# 📌 Task 1: Exploring and Visualizing the Iris Dataset

## 📝 Introduction and Problem Statement
The Iris dataset is one of the most well-known datasets in machine learning and statistics.
It contains 150 observations of iris flowers from three different species (setosa, versicolor, virginica).
Each observation includes four features: sepal length, sepal width, petal length, and petal width.
The objective of this task is to explore the dataset, visualize relationships, clean if needed,
and build a classification model to predict the species of the flower.


In [None]:

# 📚 Import Required Libraries
import pandas as pd
import seaborn as sns
import matplotlib.pyplot as plt
from sklearn.model_selection import train_test_split
from sklearn.linear_model import LogisticRegression
from sklearn.metrics import accuracy_score, confusion_matrix, classification_report

# 📥 Load the Iris Dataset
df = sns.load_dataset("iris")

# 📄 Display Basic Dataset Information
print("✅ Shape of the dataset:", df.shape)
print("✅ Column names:", df.columns.tolist())
print("\n🔹 First 5 rows:\n", df.head())

# 🔍 Check for Missing Values
print("\n🔍 Missing values in each column:\n", df.isnull().sum())

# 📊 Summary Statistics of the Dataset
print("\n📊 Statistical Summary:\n", df.describe())

# 📈 Exploratory Data Analysis (EDA)

# 🔹 Pairplot to visualize relationships between features
sns.pairplot(df, hue='species')
plt.suptitle('🔍 Pairplot: Feature Relationships in Iris Dataset', y=1.02)
plt.show()

# 🔹 Histograms to examine feature distributions
df.hist(figsize=(10, 8), bins=15, edgecolor='black')
plt.suptitle('📊 Histograms of Iris Features')
plt.tight_layout()
plt.show()

# 🔹 Box plots to detect outliers and compare spread
plt.figure(figsize=(12, 8))
for i, column in enumerate(df.columns[:-1], 1):  # Exclude 'species' column
    plt.subplot(2, 2, i)
    sns.boxplot(x='species', y=column, data=df)
    plt.title(f'📦 Box Plot of {column} by Species')
plt.tight_layout()
plt.show()

# 🤖 Model Training and Evaluation

# 🔹 Define Features and Target
X = df.drop('species', axis=1)
y = df['species']

# 🔹 Split Dataset into Training and Testing Sets
X_train, X_test, y_train, y_test = train_test_split(X, y, test_size=0.2, random_state=42)
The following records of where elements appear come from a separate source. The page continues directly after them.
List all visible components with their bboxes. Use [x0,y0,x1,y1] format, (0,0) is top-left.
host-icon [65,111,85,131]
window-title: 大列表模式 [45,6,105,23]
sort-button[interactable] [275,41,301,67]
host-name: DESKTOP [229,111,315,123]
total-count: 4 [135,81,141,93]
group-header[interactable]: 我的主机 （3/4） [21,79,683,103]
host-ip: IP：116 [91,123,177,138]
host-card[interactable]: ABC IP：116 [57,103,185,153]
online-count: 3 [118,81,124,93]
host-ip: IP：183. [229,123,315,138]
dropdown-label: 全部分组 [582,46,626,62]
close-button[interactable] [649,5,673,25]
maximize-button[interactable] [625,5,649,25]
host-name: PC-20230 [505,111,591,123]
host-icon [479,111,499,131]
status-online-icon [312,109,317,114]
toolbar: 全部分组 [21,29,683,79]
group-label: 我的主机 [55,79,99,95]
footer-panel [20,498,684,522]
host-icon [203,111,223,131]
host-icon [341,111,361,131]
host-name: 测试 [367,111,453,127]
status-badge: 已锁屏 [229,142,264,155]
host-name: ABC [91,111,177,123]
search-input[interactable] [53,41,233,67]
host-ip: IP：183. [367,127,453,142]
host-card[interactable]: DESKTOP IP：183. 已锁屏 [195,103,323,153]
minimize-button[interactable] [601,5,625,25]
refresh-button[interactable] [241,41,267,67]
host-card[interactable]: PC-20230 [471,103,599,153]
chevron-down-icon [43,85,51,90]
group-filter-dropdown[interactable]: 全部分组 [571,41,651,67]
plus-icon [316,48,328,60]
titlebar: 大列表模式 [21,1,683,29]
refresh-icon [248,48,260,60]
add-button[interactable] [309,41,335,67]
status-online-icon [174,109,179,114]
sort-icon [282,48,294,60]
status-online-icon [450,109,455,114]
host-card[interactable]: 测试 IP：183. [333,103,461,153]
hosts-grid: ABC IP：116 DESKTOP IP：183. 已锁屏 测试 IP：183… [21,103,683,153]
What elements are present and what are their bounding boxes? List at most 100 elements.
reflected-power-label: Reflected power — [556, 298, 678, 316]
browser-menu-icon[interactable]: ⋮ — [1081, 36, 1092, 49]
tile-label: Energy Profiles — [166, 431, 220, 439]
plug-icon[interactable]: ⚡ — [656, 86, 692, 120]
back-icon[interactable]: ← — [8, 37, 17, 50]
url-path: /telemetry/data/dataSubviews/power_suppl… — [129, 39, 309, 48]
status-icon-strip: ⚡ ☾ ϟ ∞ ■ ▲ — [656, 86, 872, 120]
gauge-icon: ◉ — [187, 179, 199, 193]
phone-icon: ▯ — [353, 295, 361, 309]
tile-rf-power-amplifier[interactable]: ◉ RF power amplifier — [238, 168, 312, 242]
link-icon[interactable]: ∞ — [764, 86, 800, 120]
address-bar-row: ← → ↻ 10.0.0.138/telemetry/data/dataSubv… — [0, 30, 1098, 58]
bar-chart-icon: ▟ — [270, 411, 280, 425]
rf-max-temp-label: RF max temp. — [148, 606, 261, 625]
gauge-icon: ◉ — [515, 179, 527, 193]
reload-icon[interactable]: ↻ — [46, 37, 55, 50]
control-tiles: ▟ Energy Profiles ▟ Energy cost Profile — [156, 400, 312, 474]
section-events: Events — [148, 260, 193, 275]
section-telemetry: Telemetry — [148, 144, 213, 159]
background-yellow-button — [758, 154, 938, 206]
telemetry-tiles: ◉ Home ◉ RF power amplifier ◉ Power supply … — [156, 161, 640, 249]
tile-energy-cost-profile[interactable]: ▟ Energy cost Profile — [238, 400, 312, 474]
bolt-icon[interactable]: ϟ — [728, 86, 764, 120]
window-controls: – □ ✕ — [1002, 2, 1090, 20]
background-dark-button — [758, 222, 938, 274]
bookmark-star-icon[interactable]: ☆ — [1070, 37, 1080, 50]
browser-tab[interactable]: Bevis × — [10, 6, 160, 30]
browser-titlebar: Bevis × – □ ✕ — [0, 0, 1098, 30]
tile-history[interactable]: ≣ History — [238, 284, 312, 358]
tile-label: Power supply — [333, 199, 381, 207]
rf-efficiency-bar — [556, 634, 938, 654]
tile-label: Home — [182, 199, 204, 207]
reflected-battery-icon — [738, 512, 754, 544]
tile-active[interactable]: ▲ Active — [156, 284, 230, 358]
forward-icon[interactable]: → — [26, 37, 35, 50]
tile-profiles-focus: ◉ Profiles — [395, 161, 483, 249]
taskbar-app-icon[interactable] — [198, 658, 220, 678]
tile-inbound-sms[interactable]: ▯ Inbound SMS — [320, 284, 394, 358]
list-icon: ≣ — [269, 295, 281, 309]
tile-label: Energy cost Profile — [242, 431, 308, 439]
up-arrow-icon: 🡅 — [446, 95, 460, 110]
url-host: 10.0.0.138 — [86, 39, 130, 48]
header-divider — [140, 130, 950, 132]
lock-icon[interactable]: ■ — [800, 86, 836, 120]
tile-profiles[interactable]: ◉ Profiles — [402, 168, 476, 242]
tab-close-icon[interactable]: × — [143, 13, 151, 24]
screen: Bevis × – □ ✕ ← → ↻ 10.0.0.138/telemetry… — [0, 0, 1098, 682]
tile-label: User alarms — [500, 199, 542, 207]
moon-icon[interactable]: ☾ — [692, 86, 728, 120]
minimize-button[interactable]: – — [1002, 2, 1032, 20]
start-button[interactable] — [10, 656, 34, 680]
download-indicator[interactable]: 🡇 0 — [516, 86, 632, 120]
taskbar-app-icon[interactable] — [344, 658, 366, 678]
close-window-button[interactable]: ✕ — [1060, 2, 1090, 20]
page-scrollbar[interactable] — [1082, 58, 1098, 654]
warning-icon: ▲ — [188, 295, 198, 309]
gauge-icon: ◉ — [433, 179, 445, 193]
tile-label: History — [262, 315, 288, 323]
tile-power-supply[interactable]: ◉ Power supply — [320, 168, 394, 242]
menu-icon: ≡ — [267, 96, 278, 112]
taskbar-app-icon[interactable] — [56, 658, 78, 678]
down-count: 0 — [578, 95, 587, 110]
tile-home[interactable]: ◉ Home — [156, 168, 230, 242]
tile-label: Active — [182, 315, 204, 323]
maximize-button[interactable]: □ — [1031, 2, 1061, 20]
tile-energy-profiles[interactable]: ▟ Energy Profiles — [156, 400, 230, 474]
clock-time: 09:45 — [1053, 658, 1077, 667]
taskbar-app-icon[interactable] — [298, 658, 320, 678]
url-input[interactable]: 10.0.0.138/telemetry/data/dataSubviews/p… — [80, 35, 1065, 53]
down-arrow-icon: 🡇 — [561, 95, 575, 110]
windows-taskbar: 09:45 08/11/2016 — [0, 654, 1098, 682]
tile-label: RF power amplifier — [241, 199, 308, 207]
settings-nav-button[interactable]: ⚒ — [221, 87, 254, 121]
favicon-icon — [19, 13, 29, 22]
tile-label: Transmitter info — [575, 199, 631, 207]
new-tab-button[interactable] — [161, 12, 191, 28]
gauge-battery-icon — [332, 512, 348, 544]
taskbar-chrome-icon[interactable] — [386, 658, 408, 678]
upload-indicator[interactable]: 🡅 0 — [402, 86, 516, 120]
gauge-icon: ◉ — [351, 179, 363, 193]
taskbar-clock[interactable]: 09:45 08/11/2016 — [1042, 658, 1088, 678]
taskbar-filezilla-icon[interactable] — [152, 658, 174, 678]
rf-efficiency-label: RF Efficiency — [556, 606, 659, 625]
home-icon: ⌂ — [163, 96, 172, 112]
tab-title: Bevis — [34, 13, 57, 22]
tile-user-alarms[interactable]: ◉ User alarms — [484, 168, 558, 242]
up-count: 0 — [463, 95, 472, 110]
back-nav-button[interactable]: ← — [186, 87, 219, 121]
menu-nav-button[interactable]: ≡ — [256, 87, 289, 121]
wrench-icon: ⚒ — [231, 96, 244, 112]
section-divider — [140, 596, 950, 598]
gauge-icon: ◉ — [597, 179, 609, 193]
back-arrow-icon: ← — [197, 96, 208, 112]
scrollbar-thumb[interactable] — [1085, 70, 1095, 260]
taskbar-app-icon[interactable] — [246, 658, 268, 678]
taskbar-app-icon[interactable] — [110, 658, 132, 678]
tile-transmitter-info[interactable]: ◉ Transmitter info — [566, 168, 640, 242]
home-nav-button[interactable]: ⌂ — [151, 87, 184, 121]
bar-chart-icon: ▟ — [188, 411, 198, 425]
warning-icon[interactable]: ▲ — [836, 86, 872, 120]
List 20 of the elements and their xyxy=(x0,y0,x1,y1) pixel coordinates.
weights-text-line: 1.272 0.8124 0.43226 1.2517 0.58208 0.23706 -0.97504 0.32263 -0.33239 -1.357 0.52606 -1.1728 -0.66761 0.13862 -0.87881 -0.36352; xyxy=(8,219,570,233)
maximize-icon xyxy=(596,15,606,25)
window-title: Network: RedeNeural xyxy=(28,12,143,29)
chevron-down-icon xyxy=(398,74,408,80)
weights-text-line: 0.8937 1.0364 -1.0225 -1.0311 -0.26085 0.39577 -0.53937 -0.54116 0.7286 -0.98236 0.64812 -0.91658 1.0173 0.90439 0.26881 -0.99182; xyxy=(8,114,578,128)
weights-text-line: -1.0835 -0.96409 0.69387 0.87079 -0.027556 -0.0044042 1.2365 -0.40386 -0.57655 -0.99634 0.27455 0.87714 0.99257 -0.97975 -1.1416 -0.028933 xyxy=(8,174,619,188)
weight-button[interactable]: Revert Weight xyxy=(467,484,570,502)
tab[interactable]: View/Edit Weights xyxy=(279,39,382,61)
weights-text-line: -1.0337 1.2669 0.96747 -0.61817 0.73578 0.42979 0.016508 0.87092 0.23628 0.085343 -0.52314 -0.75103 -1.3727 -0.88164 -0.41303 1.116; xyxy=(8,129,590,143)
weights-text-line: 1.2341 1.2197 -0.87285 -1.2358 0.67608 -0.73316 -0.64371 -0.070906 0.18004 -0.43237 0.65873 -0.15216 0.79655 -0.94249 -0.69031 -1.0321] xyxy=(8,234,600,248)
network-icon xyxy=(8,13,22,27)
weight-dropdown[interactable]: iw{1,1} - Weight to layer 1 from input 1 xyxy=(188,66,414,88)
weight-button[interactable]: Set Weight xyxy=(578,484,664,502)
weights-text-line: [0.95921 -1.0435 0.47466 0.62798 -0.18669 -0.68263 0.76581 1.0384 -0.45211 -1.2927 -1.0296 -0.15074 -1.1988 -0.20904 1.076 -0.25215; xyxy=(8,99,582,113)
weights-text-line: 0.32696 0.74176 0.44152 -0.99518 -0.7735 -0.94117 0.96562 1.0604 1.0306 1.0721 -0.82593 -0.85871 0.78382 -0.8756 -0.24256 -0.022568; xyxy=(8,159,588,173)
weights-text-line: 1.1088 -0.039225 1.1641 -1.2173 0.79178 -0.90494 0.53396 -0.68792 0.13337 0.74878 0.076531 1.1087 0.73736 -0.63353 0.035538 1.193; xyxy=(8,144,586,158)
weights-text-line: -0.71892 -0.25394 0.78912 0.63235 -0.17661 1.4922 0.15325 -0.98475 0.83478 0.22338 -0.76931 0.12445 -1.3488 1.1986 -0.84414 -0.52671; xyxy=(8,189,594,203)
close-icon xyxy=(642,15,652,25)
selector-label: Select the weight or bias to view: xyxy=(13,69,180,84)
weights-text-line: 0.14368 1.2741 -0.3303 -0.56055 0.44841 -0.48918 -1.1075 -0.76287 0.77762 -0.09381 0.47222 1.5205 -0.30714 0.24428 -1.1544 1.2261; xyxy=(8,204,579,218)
# 🔹 Initialize and Train Logistic Regression Model
model = LogisticRegression(max_iter=200)
model.fit(X_train, y_train)

# 🔹 Make Predictions on Test Set
y_pred = model.predict(X_test)

# 📏 Evaluate Model Performance
print("\n✅ Model Accuracy:", accuracy_score(y_test, y_pred))
print("\n🧾 Classification Report:\n", classification_report(y_test, y_pred))
print("\n📉 Confusion Matrix:\n", confusion_matrix(y_test, y_pred))



# 📌 Conclusion
The Iris dataset shows clear separation between the three species based on petal measurements.
The Logistic Regression model achieved high accuracy, indicating good performance.
Petal length and width are especially strong features for classification.
Further improvements can be made using more complex models like SVM or Random Forest.